Dans une drôle de sortie médiatique, le célèbre cinéaste marocain, Nabil Lahlou s’en prend à la classe politique, notamment les promoteurs de la langue française au détriment de la culture arabe, sans toutefois épargner au passage ni le mouvement berbériste et moins encore le Makhzen.
Dans une lettre ouverte, dont une copie a été adressée à notre site: Article19.ma, en bon francisant, Nabil Lahlou s’adresse aux « chef et membres du gouvernement de demain » dans des termes peu élogieux.
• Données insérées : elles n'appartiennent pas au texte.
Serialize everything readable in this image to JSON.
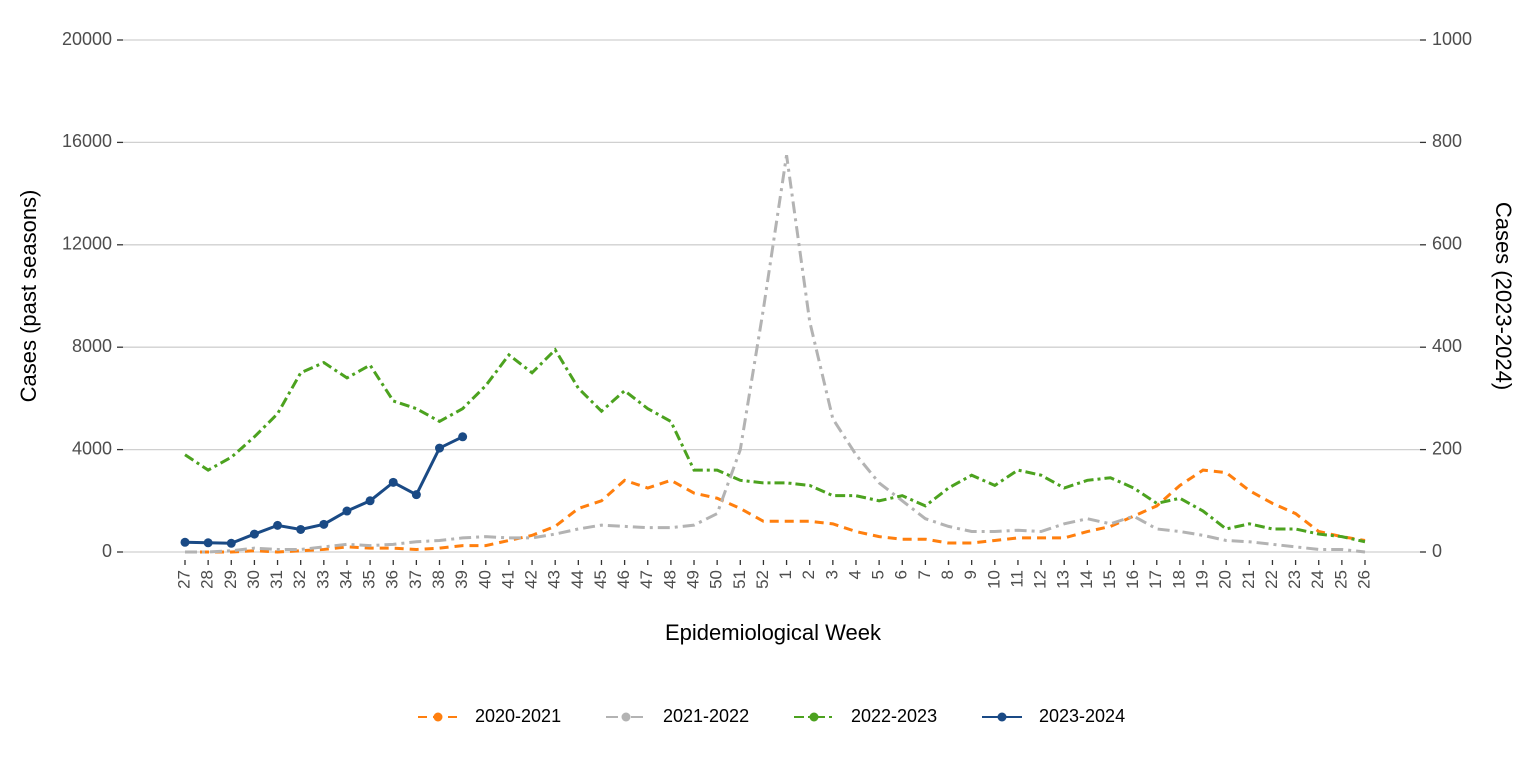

Extraits de cette diatribe qui intervient à la veille de la formation du nouveau Cabinet Benkirane:
Selon Nabil Lahlou: « La plupart des présidents et secrétaires généraux des partis politiques – qu’ils soient « nationalistes », « progressistes », « religieux » ou « adminstratifs-makhzéniens » – ont émis des doutes quant aux résultats des élections législatives du 7 octobre 2016 parce qu’ils n’ont pas décelé dans le nombre de sièges que leurs partis ont emportés quelque chose qui laisse présager qu’ils gagneront dans la structure du nouveau gouvernement des postes ministériels de poids et rentables et d’obtenir une part importante du gâteau makhzénien qui trouve ses origines dans le butin. »
Et de poursuivre: « Ce butin dont le partage remonte aux premiers mois de l’indépendance du Maroc et la formation de son premier gouvernement marocain indépendant, un gouvernement qui a été combattu par les serviteurs du colonialisme et les traitres lesquels ont barré la route du progrès au Maroc et ont combattu sa langue et son identité pour qu’il n’échappe pas à la loyauté envers la France colonialiste et impérialiste. »
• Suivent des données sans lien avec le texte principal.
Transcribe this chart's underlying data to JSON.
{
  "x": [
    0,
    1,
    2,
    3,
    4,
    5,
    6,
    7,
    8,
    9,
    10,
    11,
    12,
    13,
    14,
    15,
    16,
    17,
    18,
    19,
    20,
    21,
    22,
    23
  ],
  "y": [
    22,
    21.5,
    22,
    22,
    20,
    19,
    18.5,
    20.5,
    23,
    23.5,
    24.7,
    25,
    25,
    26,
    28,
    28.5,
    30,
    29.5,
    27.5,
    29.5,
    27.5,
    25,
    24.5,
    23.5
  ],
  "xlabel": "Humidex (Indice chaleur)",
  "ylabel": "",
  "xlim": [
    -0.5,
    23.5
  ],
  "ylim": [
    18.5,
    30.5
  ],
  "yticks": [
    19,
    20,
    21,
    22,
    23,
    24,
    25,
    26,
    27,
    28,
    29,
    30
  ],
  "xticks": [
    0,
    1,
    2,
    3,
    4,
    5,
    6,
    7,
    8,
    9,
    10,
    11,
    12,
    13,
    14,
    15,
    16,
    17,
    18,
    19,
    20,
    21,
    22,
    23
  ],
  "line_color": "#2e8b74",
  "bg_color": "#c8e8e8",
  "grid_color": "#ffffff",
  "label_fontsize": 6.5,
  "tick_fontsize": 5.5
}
« Et en acceptant le partage du butin entre les riches et les fortunés parmi les dirigeants des partis nationalistes qui ont lutté contre le colonialisme, milité pour l’indépendance et le retour à son trône du Sultan Mohammed ben Youssef, et les serviteurs du colonialisme, les traitres et les criminels ont sorti le Maroc du combat contre la pauvreté et l’ignorance pour entrer dans le monde de la corruption politique et économique, qui reste encore vivace à ce jour, 60 ans après ce qu’on a appelé l’indépendance », dit-il.
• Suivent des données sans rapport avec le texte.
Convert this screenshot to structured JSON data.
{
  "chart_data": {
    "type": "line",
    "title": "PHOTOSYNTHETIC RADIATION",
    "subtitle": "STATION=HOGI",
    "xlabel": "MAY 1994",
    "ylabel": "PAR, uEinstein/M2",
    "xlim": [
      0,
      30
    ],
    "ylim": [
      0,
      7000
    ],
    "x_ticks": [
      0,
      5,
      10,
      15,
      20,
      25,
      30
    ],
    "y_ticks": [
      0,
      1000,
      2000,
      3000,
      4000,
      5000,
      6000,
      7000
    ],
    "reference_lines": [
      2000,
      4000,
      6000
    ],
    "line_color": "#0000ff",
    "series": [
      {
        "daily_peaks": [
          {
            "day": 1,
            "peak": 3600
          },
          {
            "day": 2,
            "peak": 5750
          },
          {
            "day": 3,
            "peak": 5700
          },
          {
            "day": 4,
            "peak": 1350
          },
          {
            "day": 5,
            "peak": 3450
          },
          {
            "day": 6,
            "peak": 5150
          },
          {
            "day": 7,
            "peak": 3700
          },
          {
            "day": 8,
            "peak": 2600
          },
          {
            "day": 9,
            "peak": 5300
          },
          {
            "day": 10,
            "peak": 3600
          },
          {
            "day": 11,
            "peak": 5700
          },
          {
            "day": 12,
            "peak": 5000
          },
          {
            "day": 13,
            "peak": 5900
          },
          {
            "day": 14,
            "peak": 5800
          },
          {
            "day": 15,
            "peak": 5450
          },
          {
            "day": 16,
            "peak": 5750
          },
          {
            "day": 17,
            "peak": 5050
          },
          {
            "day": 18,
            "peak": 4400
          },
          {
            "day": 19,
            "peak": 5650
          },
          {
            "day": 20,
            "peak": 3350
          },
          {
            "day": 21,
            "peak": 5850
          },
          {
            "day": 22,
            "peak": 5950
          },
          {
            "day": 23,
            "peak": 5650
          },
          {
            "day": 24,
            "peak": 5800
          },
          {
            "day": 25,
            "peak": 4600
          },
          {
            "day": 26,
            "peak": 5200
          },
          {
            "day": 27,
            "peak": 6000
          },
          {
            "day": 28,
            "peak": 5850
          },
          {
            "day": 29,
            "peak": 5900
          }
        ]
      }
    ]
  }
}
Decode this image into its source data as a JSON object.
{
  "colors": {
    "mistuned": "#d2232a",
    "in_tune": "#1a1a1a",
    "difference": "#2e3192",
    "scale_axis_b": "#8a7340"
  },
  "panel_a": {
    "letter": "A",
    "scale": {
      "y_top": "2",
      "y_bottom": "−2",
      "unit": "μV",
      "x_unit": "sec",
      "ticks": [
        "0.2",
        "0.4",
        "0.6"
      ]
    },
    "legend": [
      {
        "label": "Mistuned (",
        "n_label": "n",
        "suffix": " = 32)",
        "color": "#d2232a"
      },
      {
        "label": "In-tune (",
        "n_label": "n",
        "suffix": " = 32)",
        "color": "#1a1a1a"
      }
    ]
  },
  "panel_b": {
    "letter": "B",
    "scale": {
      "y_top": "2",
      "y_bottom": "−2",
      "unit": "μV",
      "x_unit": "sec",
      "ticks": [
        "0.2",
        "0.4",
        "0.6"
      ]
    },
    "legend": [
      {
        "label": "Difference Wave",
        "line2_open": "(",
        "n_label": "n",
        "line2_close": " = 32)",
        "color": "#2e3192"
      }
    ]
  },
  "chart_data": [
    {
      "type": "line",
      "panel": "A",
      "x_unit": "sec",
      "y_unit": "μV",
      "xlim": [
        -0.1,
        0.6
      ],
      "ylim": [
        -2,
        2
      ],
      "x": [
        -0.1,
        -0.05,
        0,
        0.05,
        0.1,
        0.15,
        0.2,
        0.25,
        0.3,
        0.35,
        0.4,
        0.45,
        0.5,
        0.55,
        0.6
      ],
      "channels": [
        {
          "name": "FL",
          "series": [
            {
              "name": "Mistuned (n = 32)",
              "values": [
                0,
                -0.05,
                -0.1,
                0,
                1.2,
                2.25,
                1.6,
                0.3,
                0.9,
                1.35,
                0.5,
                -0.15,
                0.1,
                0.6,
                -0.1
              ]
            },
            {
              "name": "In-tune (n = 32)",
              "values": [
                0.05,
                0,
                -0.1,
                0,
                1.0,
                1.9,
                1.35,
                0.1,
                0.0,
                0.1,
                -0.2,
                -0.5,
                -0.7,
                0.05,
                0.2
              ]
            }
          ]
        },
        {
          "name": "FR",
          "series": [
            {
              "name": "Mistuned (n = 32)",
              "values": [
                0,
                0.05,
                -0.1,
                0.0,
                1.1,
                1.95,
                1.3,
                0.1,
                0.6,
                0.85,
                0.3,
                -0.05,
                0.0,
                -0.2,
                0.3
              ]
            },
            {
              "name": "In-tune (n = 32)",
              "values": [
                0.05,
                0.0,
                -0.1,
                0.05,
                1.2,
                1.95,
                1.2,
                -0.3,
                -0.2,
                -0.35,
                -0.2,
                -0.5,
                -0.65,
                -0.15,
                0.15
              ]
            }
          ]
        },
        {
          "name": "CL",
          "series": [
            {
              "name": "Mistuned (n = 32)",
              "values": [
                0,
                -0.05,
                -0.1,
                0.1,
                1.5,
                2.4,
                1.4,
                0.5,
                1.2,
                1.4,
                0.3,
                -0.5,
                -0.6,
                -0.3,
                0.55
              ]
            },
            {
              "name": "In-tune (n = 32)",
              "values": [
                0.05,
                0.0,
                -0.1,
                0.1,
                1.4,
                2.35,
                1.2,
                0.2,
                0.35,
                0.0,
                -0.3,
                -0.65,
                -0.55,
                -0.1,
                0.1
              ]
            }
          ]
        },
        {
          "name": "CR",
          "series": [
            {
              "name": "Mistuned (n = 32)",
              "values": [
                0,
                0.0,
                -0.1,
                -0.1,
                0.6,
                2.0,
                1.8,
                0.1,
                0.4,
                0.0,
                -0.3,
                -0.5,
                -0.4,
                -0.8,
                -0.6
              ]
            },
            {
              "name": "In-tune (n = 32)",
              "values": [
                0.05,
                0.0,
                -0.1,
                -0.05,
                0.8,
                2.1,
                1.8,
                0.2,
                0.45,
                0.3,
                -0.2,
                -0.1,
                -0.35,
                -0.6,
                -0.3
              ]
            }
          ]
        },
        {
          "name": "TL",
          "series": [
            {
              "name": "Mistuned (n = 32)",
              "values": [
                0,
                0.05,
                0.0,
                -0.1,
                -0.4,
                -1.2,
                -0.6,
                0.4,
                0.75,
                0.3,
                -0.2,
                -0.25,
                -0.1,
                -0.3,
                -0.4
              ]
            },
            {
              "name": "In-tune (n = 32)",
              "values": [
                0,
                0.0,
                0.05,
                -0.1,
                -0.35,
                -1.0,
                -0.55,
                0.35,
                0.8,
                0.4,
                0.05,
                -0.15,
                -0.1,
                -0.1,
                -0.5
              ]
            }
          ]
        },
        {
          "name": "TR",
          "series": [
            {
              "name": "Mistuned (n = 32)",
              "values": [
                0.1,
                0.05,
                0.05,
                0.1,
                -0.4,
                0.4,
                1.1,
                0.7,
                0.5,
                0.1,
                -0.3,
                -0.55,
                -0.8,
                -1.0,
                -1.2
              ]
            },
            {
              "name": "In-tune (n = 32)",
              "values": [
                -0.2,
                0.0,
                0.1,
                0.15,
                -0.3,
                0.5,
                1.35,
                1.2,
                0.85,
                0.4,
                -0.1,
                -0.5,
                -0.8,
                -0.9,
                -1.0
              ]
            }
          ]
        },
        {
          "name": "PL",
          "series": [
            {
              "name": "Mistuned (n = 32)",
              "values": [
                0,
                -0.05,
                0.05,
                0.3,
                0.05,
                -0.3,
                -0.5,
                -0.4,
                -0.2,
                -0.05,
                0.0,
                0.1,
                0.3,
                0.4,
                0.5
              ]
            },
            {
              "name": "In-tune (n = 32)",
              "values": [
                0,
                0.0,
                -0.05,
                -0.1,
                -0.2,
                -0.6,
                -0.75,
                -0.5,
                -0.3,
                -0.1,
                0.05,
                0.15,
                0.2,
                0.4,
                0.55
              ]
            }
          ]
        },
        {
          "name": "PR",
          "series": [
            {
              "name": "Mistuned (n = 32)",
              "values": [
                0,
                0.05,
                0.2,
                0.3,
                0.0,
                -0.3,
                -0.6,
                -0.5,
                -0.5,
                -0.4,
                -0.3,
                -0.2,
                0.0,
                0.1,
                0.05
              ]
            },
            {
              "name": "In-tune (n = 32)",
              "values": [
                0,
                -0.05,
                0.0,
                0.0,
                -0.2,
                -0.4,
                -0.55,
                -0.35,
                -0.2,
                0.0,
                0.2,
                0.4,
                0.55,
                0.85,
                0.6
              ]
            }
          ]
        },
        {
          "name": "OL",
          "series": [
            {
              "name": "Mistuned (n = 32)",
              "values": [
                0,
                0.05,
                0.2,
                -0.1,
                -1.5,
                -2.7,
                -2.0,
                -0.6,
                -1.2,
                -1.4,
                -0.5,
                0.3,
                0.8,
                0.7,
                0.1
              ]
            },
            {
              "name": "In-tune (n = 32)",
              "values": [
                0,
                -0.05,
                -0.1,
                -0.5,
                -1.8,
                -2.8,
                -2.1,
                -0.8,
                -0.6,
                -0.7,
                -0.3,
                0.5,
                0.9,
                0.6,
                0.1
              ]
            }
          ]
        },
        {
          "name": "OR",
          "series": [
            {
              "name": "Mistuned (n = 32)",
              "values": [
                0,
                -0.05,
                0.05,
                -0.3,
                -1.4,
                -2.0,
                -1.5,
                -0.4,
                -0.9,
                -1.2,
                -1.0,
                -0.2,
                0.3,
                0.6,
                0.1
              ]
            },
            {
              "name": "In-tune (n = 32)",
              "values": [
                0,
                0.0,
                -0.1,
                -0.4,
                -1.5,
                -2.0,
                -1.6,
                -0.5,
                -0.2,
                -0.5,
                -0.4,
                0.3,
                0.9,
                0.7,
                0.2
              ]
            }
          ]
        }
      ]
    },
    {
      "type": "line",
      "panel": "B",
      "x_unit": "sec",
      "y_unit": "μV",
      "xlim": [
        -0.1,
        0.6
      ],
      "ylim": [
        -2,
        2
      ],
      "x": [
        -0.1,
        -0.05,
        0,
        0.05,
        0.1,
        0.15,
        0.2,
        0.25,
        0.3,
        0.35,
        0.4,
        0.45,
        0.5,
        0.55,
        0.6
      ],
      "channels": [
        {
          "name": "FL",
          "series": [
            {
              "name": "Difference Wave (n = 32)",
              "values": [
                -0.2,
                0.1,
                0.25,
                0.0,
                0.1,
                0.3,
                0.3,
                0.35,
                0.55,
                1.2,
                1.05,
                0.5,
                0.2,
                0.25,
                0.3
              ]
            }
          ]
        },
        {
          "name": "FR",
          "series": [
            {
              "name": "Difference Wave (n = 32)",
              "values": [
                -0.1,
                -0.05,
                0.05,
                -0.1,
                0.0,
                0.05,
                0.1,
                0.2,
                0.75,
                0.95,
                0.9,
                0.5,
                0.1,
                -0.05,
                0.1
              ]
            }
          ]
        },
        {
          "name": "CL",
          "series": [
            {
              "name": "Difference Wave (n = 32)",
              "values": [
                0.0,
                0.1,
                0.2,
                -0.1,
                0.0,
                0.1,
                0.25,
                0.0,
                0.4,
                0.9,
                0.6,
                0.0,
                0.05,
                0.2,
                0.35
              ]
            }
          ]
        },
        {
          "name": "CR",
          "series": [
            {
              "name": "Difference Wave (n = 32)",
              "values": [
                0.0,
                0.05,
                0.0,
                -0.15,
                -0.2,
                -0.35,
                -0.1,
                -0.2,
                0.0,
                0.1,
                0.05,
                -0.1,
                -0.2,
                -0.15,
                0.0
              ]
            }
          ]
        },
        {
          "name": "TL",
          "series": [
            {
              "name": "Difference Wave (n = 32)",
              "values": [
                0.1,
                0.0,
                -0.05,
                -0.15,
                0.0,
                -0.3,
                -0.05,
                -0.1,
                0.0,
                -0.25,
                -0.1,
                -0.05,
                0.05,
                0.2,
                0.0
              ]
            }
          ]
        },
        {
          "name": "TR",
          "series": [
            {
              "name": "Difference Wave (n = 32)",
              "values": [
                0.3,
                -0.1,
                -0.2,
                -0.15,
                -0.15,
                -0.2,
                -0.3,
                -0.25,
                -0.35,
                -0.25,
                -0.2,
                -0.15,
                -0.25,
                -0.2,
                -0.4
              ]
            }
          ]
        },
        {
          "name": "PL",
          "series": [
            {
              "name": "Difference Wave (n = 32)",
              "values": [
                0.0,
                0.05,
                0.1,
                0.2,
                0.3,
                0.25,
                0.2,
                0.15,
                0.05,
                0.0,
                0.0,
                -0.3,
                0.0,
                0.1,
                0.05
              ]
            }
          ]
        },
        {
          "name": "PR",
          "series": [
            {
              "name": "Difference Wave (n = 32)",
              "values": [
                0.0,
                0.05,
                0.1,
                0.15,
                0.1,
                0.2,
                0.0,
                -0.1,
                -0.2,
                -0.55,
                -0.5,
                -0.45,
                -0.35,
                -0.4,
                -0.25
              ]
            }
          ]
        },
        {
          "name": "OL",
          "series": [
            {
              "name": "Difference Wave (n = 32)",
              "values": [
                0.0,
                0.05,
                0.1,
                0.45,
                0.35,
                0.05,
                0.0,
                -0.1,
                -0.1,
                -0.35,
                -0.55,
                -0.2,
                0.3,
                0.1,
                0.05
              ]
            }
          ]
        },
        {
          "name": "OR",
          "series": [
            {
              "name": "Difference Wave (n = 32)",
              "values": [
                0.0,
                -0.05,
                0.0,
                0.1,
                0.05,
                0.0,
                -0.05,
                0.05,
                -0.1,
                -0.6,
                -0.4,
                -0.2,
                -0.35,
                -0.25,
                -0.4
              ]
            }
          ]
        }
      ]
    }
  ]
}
Lahlou se demande: « Est-ce que réellement nous sommes un pays indépendant au vrai sens du terme? »
« Depuis le premier gouvernement marocain en 1956 à ce jour, alors qu’un seul mois nous sépare de 2017, le partage du gâteau se poursuit encore entre les partis subordonnés aux Makhzen qui ne voudrait pas voir un seul parti échapper à sa domination et à sa servitude, » affirme-t-il.
« Tout le monde sait ce qui arrive comme malheur… à tous ceux qui osent affronter le Makhzen, » prétend-t-il, avant d’aborder la question de la langue française. Selon Lahlou, « aucun gouvernement » marocain n’a pu rendre les marocains fiers de leur identité et de leur langue.
« Oui, aucun gouvernement n’a pu combattre la francisation des yeux, des cerveaux et des oreilles du citoyen marocain, le laissant se couper encore davantage de sa langue et de son identité. Je n’ai jamais entendu un seul parlementaire s’interrogeant : où est notre identité comme marocains et où est notre langue nationale arabe comme marocains? » se demande-t-il.
« A ce jour, aucun n’a osé posé cette question relative à la souveraineté de la langue de la nation car tout le monde craint le réveil du tsunami amazigh qui pourra emporter à jamais la souveraineté de la langue nationale et l’unité de la nation », note-t-il.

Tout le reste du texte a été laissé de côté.